= American music during World War II =

During World War II, American music helped to inspire servicemen, people working in the war industries, homemakers and schoolchildren alike.

American music during World War II was considered to be popular music that was enjoyed during the late 1930s (the end of the Great Depression) through the mid-1940s (through the end of World War II).

==Radio and accessibility==
By 1940, 80% of American households would own a radio; making American music far more accessible to civilians and soldiers alike. Although the radio could be used to boost American morale, the American Government censored radio channels in fear that enemy agents may be sending coded messages through song requests on the stations.

==Popular songs==
Unlike many World War I songs, many World War II songs focused more on romance and strength instead of propaganda, morale, and patriotism. Songs that were overly patriotic or militaristic were often rejected by the public.

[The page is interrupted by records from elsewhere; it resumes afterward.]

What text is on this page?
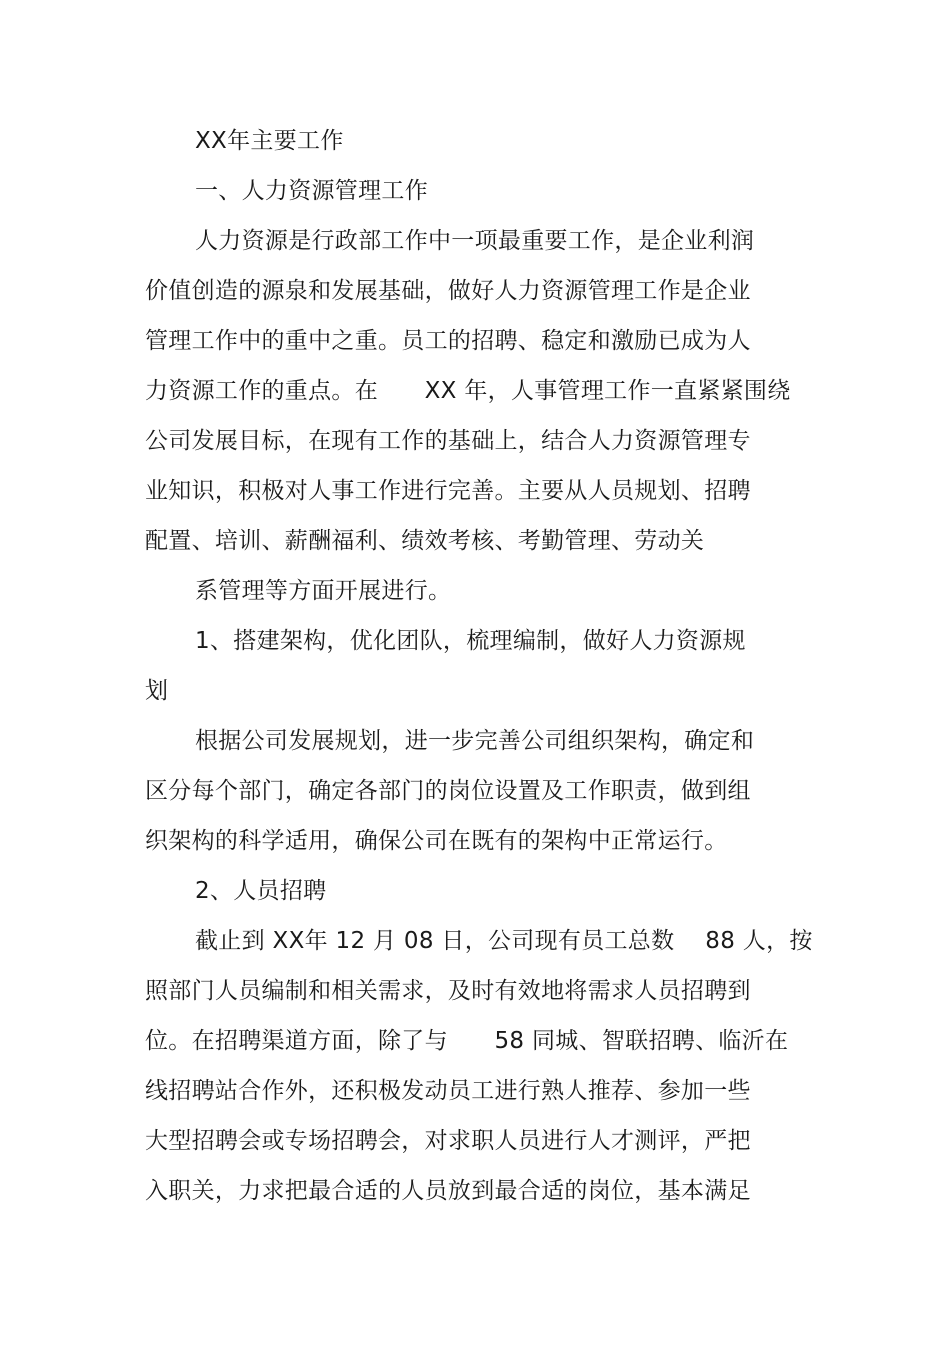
XX年主要工作
一、人力资源管理工作
人力资源是行政部工作中一项最重要工作，是企业利润
价值创造的源泉和发展基础，做好人力资源管理工作是企业
管理工作中的重中之重。员工的招聘、稳定和激励已成为人
力资源工作的重点。在　　XX 年，人事管理工作一直紧紧围绕
公司发展目标，在现有工作的基础上，结合人力资源管理专
业知识，积极对人事工作进行完善。主要从人员规划、招聘
配置、培训、薪酬福利、绩效考核、考勤管理、劳动关
系管理等方面开展进行。
1、搭建架构，优化团队，梳理编制，做好人力资源规
划
根据公司发展规划，进一步完善公司组织架构，确定和
区分每个部门，确定各部门的岗位设置及工作职责，做到组
织架构的科学适用，确保公司在既有的架构中正常运行。
2、人员招聘
截止到 XX年 12 月 08 日，公司现有员工总数　 88 人，按
照部门人员编制和相关需求，及时有效地将需求人员招聘到
位。在招聘渠道方面，除了与　　58 同城、智联招聘、临沂在
线招聘站合作外，还积极发动员工进行熟人推荐、参加一些
大型招聘会或专场招聘会，对求职人员进行人才测评，严把
入职关，力求把最合适的人员放到最合适的岗位，基本满足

Popular singers of the era included Frank Sinatra, Ella Fitzgerald, the Andrews Sisters and Bing Crosby. Notable wartime radio songs were "Boogie Woogie Bugle Boy", "Shoo Shoo Baby", "I'm Making Believe", "I'll Be Seeing You", and "I'll Be Home for Christmas".

Songs that ridiculed the Axis Powers were also popular. These songs include "We'll Knock the Japs Right into the Laps of the Nazis", "Yankee Doodle Ain't Doodlin' Now", "You're a Sap, Mr. Jap", and Oliver Wallace's song "Der Fuehrer's Face", popularly recorded by Spike Jones, itself inspiring a 1943 Walt Disney cartoon starring the fictional character Donald Duck. A notable trend with songs that targeted the Axis powers was that for the songs directed towards Europe, the songs focused on Hitler and the Nazis as opposed to the civilians. On the other hand, songs that were directed towards the Pacific showed blatant racism, hate, anger, and revenge following the Pearl Harbor attack.

==Swing music==
Swing music was a notable example of wartime radio music. Even Nazi Germany fielded some swing music bands despite Hitler's objections to "decadent Western music." After the end of World War II, this music escalated until the paranoia of the Cold War made this kind of music irrelevant after the Soviet menace (under Joseph Stalin) replaced the Nazi menace (under Adolf Hitler). Lawrence Welk would later play this kind of music on The Lawrence Welk Show. Jazz music would also become part of the "cultural war" that raged alongside the actual fighting of World War II. Having its roots in African-American music, the Nazi regime had declared it to be "inhuman music" and banned it in all of occupied Europe. The local musicians of Paris, France chose to play jazz music in French rather than in English as a loophole in the Nazi jazz music ban. Rebellious German kids would meet in secret locations and listen to Allied music stations to hear jazz music behind the Gestapo's metaphorical back. This generation of German kids saw jazz music as a "religion worth fighting for."